- How much would Re. 1 become now? - In BSE, Re. 1 invested in 1991 would become 20.07 today, suggesting a return of 16%. In NSE, Re.1 in 1997 will become 6.55 today with return of 14%. Gold (1 in 1991 to 7.3 today, returns 11%), silver (1 in 1991 to 7.31 today, returns 10.5%)
- Average 3-year returns: NSE (15.3%), BSE (14.3%), Gold (11%), silver (11.3%)
- Average 5-year returns: NSE (15.2%), BSE (12.8%), Gold (9.9%), silver (9.9%)
- Standard deviation on 1 year returns: 0.39, 0.37, 0.13, 0.26
- Standard deviation on 3 year returns: 0.15, 0.18, 0.09, 0.14
- Standard deviation on 5 year returns: 0.12, 0.12, 0.08, 0.10
- Negative annual returns: 5/14, 7/20, 3/20, 8/20
- Bumper years where return has been >40%: 5/14, 7/20, 7/20 (> 25%), 7/20 (>25%)
- Disaster years where return has been <-10%: 5/14, 6/20, 1/20, 3/20
Read through Nassim Taleb's philosophy of black swan events. He suggests to create a portfolio of extremely safe assets and extremely risky assets, as 'medium risk' is difficult to measure. Will read his books now.
Mutual Funds: Went through primer on moneycontrol.com.
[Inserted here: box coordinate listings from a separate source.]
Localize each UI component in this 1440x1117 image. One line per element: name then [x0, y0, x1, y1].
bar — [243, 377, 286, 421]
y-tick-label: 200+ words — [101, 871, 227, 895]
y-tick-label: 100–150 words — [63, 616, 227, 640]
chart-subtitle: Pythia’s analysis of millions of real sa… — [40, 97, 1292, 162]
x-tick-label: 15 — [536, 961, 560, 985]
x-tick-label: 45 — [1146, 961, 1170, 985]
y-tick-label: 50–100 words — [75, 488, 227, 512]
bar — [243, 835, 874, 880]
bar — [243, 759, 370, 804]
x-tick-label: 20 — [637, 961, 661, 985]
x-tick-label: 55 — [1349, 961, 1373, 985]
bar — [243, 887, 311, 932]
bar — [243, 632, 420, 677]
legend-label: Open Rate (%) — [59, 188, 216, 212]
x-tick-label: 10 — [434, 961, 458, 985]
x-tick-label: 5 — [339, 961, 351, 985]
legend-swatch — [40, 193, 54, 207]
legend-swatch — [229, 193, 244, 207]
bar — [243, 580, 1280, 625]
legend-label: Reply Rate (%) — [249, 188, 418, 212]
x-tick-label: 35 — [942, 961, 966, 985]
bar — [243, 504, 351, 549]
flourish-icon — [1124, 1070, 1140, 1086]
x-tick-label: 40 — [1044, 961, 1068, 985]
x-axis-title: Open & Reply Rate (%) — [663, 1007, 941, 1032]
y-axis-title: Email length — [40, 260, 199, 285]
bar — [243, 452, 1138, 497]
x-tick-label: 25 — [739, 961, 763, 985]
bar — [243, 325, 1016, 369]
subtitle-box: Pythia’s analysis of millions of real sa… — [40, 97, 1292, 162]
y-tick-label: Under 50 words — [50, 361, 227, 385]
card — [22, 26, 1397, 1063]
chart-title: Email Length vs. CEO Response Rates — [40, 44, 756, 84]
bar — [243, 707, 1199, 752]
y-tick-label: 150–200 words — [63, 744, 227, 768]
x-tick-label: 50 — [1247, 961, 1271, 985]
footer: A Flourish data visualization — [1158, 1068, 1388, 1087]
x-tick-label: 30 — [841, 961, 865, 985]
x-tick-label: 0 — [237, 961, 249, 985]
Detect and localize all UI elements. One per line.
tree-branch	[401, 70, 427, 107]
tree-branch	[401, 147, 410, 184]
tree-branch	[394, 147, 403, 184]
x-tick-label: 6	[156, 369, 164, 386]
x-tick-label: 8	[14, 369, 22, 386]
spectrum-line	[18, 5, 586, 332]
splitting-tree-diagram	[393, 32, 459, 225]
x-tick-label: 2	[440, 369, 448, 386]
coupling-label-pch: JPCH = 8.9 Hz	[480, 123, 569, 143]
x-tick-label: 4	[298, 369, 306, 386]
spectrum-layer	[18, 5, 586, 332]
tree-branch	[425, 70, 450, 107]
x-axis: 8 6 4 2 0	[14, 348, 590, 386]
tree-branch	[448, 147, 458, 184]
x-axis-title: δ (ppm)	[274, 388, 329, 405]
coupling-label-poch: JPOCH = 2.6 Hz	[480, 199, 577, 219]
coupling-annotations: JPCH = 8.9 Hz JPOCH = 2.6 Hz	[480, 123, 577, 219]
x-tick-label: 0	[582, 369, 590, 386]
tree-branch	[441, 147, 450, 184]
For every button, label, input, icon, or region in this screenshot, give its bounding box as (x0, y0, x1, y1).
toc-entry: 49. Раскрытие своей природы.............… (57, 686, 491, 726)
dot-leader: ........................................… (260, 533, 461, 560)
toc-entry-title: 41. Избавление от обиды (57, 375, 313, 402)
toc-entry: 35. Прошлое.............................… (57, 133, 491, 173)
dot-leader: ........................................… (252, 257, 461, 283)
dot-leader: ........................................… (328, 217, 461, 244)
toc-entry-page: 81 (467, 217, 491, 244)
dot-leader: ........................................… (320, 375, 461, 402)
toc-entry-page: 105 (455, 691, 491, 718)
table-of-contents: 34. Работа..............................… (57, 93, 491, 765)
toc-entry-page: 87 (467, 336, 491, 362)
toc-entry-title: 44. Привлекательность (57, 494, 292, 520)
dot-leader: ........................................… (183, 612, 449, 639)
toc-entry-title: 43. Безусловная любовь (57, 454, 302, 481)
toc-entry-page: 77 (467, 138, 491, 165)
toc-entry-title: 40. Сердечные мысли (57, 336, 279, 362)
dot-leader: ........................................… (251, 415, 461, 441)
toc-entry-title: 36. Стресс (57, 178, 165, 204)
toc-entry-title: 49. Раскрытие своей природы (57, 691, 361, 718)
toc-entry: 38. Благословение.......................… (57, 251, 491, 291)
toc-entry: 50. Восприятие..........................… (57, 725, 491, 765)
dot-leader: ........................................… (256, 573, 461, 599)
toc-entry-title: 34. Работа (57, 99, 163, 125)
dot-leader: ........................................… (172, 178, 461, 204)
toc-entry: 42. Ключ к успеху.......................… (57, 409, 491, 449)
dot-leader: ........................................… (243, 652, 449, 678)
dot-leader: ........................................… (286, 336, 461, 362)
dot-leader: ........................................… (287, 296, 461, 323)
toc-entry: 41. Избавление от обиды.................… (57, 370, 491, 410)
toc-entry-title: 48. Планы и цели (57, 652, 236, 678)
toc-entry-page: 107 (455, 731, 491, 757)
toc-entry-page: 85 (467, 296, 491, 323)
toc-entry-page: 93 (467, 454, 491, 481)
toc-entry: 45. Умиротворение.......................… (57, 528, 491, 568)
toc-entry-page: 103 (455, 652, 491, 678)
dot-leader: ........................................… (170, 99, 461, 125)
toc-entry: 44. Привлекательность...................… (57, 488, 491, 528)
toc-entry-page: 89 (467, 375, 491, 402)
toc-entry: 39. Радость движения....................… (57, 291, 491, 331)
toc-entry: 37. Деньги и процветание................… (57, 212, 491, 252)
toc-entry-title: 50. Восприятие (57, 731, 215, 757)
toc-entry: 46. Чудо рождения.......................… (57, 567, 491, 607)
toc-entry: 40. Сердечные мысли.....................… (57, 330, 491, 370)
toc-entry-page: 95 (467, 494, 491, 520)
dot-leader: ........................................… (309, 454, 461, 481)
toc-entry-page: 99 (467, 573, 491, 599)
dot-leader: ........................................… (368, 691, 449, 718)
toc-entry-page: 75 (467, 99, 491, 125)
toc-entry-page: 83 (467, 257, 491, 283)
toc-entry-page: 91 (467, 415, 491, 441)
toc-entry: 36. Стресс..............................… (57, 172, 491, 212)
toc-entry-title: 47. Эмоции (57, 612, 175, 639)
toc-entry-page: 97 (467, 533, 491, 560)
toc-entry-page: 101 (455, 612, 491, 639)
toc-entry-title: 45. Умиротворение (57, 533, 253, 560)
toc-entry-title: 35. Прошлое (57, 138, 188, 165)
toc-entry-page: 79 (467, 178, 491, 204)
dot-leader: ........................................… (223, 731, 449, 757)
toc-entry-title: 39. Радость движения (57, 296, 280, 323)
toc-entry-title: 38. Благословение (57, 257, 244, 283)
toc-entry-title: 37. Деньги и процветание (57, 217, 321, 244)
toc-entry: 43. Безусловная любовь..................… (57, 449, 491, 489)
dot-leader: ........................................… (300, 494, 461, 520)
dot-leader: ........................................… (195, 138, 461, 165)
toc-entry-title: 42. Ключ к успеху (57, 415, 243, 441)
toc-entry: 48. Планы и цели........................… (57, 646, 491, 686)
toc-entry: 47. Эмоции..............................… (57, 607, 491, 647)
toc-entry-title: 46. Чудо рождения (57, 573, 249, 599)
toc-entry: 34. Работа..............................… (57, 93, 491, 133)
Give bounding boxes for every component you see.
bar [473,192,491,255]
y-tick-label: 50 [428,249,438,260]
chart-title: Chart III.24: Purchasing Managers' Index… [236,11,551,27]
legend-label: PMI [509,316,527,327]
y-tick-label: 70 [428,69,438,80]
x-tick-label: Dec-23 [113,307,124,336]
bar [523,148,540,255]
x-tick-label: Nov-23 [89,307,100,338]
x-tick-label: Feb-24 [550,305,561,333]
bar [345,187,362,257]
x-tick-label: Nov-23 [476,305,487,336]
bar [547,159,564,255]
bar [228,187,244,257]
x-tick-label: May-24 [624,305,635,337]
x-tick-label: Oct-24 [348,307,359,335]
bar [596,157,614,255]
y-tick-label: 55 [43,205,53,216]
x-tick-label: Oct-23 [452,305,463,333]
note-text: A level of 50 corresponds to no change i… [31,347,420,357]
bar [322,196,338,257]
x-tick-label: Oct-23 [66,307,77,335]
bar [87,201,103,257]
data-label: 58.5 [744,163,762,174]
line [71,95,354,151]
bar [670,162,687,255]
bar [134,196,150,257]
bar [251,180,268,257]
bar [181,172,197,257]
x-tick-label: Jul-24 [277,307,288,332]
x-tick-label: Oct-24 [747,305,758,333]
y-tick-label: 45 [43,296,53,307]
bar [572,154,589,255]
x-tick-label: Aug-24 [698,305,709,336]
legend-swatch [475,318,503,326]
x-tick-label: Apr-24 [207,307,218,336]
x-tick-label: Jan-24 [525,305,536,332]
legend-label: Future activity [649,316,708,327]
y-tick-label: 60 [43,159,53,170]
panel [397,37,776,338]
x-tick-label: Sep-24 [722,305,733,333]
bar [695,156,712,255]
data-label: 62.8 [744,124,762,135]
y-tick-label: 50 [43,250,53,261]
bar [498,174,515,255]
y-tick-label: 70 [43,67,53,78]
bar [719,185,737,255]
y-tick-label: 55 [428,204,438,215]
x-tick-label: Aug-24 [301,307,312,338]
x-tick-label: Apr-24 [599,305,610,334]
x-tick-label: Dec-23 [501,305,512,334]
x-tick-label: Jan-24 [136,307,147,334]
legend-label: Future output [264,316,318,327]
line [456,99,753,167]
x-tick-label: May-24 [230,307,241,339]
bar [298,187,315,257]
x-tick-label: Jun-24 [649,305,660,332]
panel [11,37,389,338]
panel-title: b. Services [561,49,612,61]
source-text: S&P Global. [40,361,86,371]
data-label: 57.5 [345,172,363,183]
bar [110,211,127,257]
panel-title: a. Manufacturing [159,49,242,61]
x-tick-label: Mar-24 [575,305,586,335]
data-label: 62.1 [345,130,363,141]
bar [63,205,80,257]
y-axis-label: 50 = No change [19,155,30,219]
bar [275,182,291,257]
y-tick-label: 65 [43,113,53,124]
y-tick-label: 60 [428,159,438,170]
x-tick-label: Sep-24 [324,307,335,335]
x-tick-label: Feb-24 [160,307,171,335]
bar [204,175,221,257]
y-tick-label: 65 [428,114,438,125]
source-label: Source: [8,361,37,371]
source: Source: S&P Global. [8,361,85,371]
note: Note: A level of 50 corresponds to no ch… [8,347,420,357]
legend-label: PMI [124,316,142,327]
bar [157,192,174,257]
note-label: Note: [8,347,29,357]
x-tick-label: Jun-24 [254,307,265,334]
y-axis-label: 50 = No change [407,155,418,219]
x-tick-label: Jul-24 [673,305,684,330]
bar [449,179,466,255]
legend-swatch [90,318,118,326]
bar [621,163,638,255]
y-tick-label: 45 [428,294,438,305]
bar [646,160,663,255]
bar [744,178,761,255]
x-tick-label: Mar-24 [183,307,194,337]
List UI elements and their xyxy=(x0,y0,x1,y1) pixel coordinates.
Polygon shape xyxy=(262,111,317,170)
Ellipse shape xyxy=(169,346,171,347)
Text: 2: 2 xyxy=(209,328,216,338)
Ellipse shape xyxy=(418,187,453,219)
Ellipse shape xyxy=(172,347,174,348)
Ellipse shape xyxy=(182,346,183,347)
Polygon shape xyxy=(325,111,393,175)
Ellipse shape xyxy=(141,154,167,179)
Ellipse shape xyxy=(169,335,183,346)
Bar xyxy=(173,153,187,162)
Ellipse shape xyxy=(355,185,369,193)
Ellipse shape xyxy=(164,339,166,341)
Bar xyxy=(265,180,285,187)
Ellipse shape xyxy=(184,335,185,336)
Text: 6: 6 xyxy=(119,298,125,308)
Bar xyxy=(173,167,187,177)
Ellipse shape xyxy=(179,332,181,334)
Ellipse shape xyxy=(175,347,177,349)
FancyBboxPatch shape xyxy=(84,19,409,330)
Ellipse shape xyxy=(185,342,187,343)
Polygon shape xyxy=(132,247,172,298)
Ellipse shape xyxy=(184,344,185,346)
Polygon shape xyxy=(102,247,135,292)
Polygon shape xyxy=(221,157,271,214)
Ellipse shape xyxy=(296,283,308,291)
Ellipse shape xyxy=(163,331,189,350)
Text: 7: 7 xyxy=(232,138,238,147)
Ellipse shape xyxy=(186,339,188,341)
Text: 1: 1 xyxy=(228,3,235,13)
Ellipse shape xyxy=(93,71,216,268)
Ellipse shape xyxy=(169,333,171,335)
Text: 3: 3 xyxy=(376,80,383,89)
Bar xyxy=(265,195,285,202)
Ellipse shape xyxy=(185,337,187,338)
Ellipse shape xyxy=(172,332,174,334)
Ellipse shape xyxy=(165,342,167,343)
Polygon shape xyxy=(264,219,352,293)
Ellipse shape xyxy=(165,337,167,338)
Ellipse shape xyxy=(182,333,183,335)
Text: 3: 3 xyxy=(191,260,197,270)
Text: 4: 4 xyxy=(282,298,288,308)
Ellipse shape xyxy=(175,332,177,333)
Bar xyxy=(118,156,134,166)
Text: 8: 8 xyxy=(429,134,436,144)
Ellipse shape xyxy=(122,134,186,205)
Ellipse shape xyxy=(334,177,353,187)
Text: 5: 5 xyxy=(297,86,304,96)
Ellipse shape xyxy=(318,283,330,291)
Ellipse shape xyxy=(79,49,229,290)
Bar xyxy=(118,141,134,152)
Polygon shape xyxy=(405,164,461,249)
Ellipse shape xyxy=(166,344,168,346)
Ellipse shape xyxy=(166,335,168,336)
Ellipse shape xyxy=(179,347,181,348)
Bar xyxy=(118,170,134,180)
Important points:
- Asset allocation of a fund can be Equity (growth), debt (income), money market (gilt), balanced, sector specific, etc.
- NAV - net asset value, computing every day by a fund after deducting all expenses.
- Expense ratio: Expenses/ total assets under management (and not returns earned).
- Load: Some AMCs have sales charges, or loads, on their funds (entry load and/or exit load) to compensate for distribution costs. Funds that can be purchased without a sales charge are called no-load funds.
- Open ended funds: Enter or exit anytime
- Closed ended funds: Redemption can take place only after the period of the scheme is over. However, close-ended funds are listed on the stock exchanges and investors can buy/ sell units in the secondary market (there is no load).
- Tax benefits: This is important: a) 100% income tax exemption on all MFs dividends, b) Equity funds - short term capital gain is taxed at 15%. Long term capital gains is not applicable. Debt Funds - Short term capital gains is taxed as per the slab rates applicable to you. Long term capital gains tax to be lower of - 10% on the capital gains without factoring indexation benefit and 20% on the capital gains after factoring indexation benefit. c) Open end funds with equity exposure of more than 65% (Revised from 50% to 65% are exempt from the payment of dividend tax for a period of 3 years from 1999-2000.
- Fund selection: Evaluate past performance and look for consistency. You can diversify into 3 funds with similar asset allocation. Consider fund costs. s a general rule, 1% towards management fees and 0.6% towards annual expenses should be acceptable. Try and avoid funds that have a sales load, unless of course they have a consistent track record of being a top-performer.
- Use index funds
- Stay away from mutual funds whose fund managers change often.